His love of the band helped to give Nirvana a solid footing when they arrived on British shores and while it’s likely that eventually, the band would have pushed through the noise, it’s safe to say that Peel helped them achieve mainstream success, on this side of the pond, at least.
While Nirvana were already making some waves before Peel got involved, one can say he had a larger hand in Pink Floyd’s wild and experimental music coming into the mainstream. After Peel had returned to London from his stint in California in 1967, Pink Floyd were beginning to find a crowd, though it must be said, a relatively small one.
The music elite of London were all chirping with the new psychedelic band Pink Floyd but outside of a small circle, the group were somewhat unknowns. He gave them a spot on his show Top Gear and even made them the house band for a short while.
It seems that one performance confirmed Peel’s obsession with Pink Floyd. In 1968 when he saw the band perform in London’s Hyde Park, Peel remembered: “I hired a boat and rowed out, and I lay on the bottom of the boat, in the way that we hippies did, in the middle of the Serpentine, and just listened to the band play, and their music then, as I think, suited the open-air perfectly.
“It was like a religious experience, it was marvellous. They played ‘A Saucerful Of Secrets’ and things… they just seemed to fill the whole sky and everything y’know. And to coincide perfectly with the water and the lapping of the water and the trees and everything.”
John Peel is a loyal man. When David Bowie first arrived on the music scene he did so with a collection of songs that could easily be identified as novelty records. “We kept Bowie alive for a couple of years,” remembered the DJ. “He went through a bad patch of not getting very much work and people not paying a great deal of attention to him. He did a lot of sessions during that time.”
Bowie too remembered Peel’s influence on his work, “I remember around 1965 I did an audition for the BBC and I failed, and the report said, ‘This vocalist is devoid of personality and sings all the wrong notes.’ So in your inimitable manner and with tremendous enthusiasm, you got me back on for another audition, which I passed the second time around, which gave me freewheeling access to a lifetime of singing all the wrong notes.”
Without a shadow of a doubt, if we didn’t have John Peel there’s a very good chance that we wouldn’t have had the incredible career of David Bowie.
Originally known as the Coventry Automatics. The Specials arguably changed the face of not just music but pop culture in Britain during the late-seventies. As punk’s fervour began to subside, the presence of ska and two-tone reared its head ready to dance. The leaders of that pack were The Specials.
It was a movement which had grabbed Peel’s attention and made him want to get behind the group with all he had.
Peel was desperate to see the band perform live and eventually got his wish as The Specials, plus Madness and Selecter, finally came together and got the Peel seal of approval.
Back in 1976, before the word punk was known by 99% of the globe, there was one man who was playing Ramones records on the biggest radio station in Britain. Of course, that man was John Peel. His discovery of the band came after he had been given license to take a few records home form the Virgin record shop in Marble Arch.

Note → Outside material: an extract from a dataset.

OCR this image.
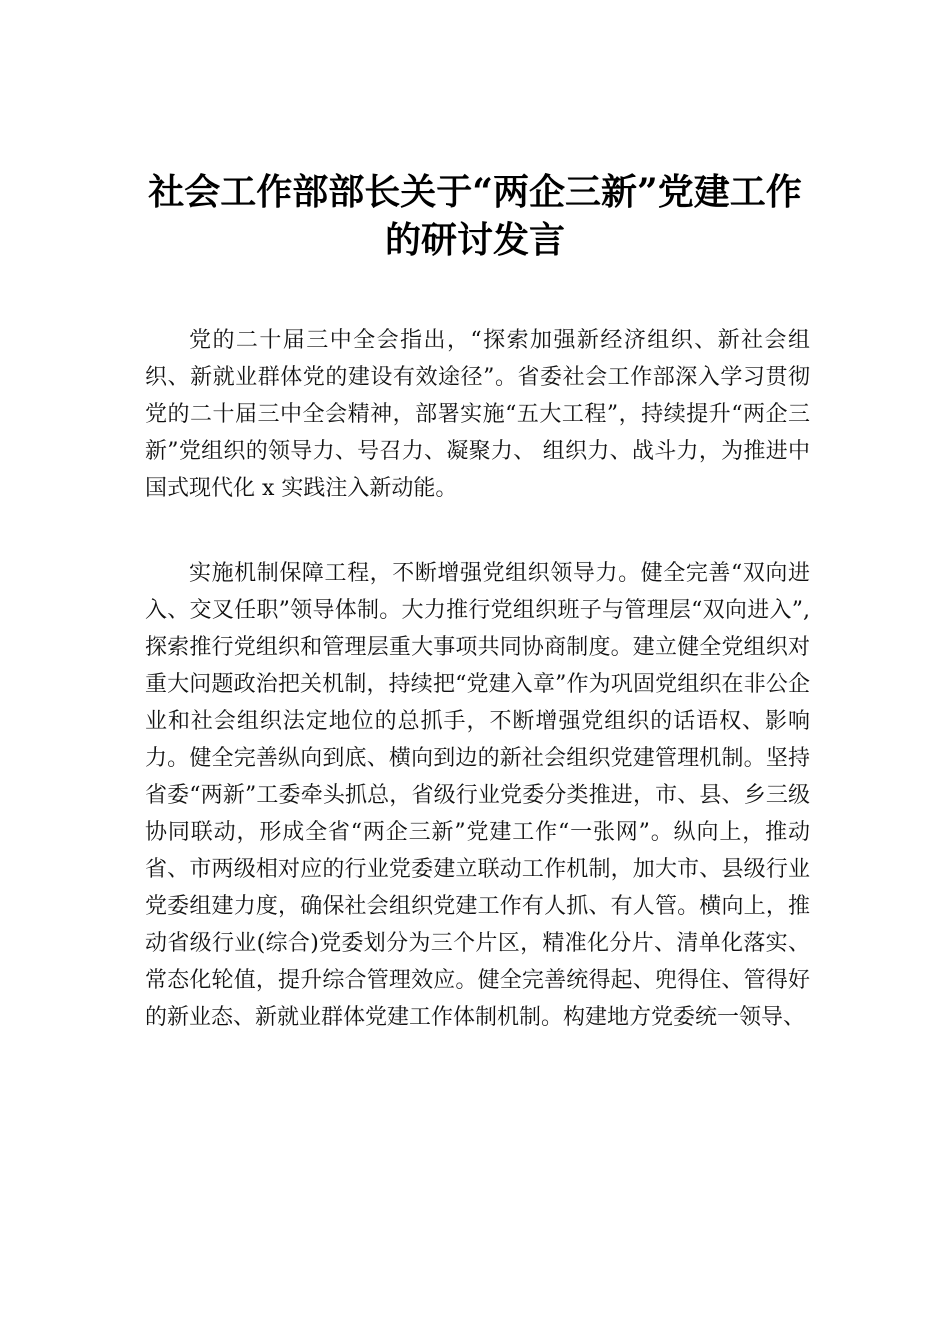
社会工作部部长关于“两企三新”党建工作
的研讨发言

党的二十届三中全会指出，“探索加强新经济组织、新社会组织、新就业群体党的建设有效途径”。省委社会工作部深入学习贯彻党的二十届三中全会精神，部署实施“五大工程”，持续提升“两企三新”党组织的领导力、号召力、凝聚力、 组织力、战斗力，为推进中国式现代化 x 实践注入新动能。

实施机制保障工程，不断增强党组织领导力。健全完善“双向进入、交叉任职”领导体制。大力推行党组织班子与管理层“双向进入”,探索推行党组织和管理层重大事项共同协商制度。建立健全党组织对重大问题政治把关机制，持续把“党建入章”作为巩固党组织在非公企业和社会组织法定地位的总抓手，不断增强党组织的话语权、影响力。健全完善纵向到底、横向到边的新社会组织党建管理机制。坚持省委“两新”工委牵头抓总，省级行业党委分类推进，市、县、乡三级协同联动，形成全省“两企三新”党建工作“一张网”。纵向上，推动省、市两级相对应的行业党委建立联动工作机制，加大市、县级行业党委组建力度，确保社会组织党建工作有人抓、有人管。横向上，推动省级行业(综合)党委划分为三个片区，精准化分片、清单化落实、常态化轮值，提升综合管理效应。健全完善统得起、兜得住、管得好的新业态、新就业群体党建工作体制机制。构建地方党委统一领导、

“I took out about ten or twelve records, one of which was the first LP by the Ramones,” recalled Peel. “Now I liked several things about it. One, I liked the simplicity of the name really and the fact that it had an implication of that Spanish New York thing, which seemed quite romantic, and also because it was a monochrome sleeve as well. So I took all of these things back and I put the record on. And initially, because of all the kind of aggression and the brevity of the numbers, I was slightly taken aback by it, but sufficiently excited I always think anyway that I in that particular programme I put some five or six tracks into that night’s programme and rewrote the running order and everything.”
He played ‘Judy Is A Punk’ in May 1976 and it may well be the first punk song to ever be played on mainstream radio. For that moment alone, John Peel is a legend.

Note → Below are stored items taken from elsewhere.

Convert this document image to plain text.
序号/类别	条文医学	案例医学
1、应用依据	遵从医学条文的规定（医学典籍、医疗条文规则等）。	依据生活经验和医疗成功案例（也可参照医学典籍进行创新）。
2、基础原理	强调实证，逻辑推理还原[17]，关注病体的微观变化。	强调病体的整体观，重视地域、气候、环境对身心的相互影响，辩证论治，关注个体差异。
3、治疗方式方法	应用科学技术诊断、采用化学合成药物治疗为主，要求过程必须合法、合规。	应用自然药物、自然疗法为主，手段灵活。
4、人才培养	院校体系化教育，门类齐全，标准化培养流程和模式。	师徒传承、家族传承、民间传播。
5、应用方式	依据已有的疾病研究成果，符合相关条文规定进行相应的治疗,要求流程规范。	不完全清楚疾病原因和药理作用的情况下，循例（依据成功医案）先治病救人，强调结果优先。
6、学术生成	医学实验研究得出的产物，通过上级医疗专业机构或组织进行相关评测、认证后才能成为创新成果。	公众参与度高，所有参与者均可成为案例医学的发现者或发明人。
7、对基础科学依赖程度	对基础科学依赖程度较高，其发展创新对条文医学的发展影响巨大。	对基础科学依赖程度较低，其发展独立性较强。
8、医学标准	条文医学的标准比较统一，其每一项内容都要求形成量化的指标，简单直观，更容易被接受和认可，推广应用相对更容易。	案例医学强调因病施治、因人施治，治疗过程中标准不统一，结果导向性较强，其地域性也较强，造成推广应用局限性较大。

One band who had a habit of causing controversy wherever they went was the Shaun Ryder-fronted project Happy Mondays. Built on beer, bellyaches and of course just about any narcotic they could get their hands on, the band would have struggled for real airplay without John Peel.
The DJ discovered the band through one of his favourite labels, Factory, and was quick to get behind them. He saw them live plenty of times and even when the group had found success, Peel sarcastically played their older material so that people could pretend they had liked them from the beginning.
The group would go on to give two John Peel Session performances but this one from 1989 is our favourite by far.
Another Factory stalwart, and arguably the band that gave Anthony Wilson a label in the first place, was Joy Division. The group had made their name in Manchester quite quickly but it would take John Peel’s adoration of the group to bring them into the mainstream, even years after Ian Curtis’ tragic suicide.
The first of the post-punk bands did seem to be coming out of Manchester, which is something I deeply resented,” remembered Peel. “I didn’t at the time think that Joy Division were a band that I was going to prefer above any other…they were just one of a whole handful of bands whose work I was quite enjoying at that time.”
The group though would go on to define Peel as a DJ. Never afraid to push the boundaries of commercial radio, Peel was more than happy to play songs like ‘New Dawn Fades’ and ‘Decades’ for the Radio 1 audience.
The Johnny Rotten led punks, the Sex Pistols, may not have dramatically changed music with their actual instrumentation but their attitude was undeniable. While the group were adept at gaining attention all by themselves and had Bill Grundy to thank for launching them into the mainstream, Peel did have on vital contribution.
The band’s second single, ‘God Save The Queen’ recorded and released in the year of the Queen’s Silver Jubilee quickly gained infamy and was banned by the BBC across their channels.
That is, except for John Peel who refused to bow to pressures from the Beeb claiming it was a “fuss about nothing.” The single may have suspiciously been kept off the top of the charts but Peel’s refusal to adhere to the rules surely made him a punk ally at the very least.
Peel’s hand in the rise of the Sex Pistols may have been minimal but his devotion to Bryan Ferry and Roxy Music surely helped them to reach commercial and critical success. Ferry had actually managed to get the band played on Radio 1 through a landmark session before they had released their first record.
The group would go on to provide a host of sessions for Peel with the DJ certainly being one of their biggest fans at the early stage of their career. With hindsight Peel, unlike most other acts he championed, began to revise his comment son the band’s talent.
Between 1972 and 1976 there weren’t amnmy John Peel shows which didn’t feature Roxy Music, something which undoubtedly launched them into the stratosphere alongside other glam acts like David Bowie and Marc Bolan.
In the sixties the muso’s favourite band weren’t The Rolling Stones or The Beatles—they were the chart heroes—it was the Yardbirds. Peel had taken an interest in the group while living in America and after their disbandment, he followed the groups of the ex-members with equal interest, namely the Jeff Beck Group and Led Zeppelin.
Despite their name growing in America, Led Zeppelin struggled to find airplay on the BBC, “The BBC have effectively killed the progress of ‘underground’ music,” Jimmy Page once famously said. “It’s only John Peel and that other guy, Pete Drummond, who can play any of the good stuff.”
Peel was instrumental it getting the band noticed by the music scene, despite not feeling as though he had helped all that much. “A lot of people say – which you haven’t done, for which I’m grateful – ‘You’ve been kind of instrumental in the career of…’ They always mention Led Zeppelin for some reason, but I don’t think of it in those terms. I don’t do what I do either to win praise or fame for myself, but because I like doing it.”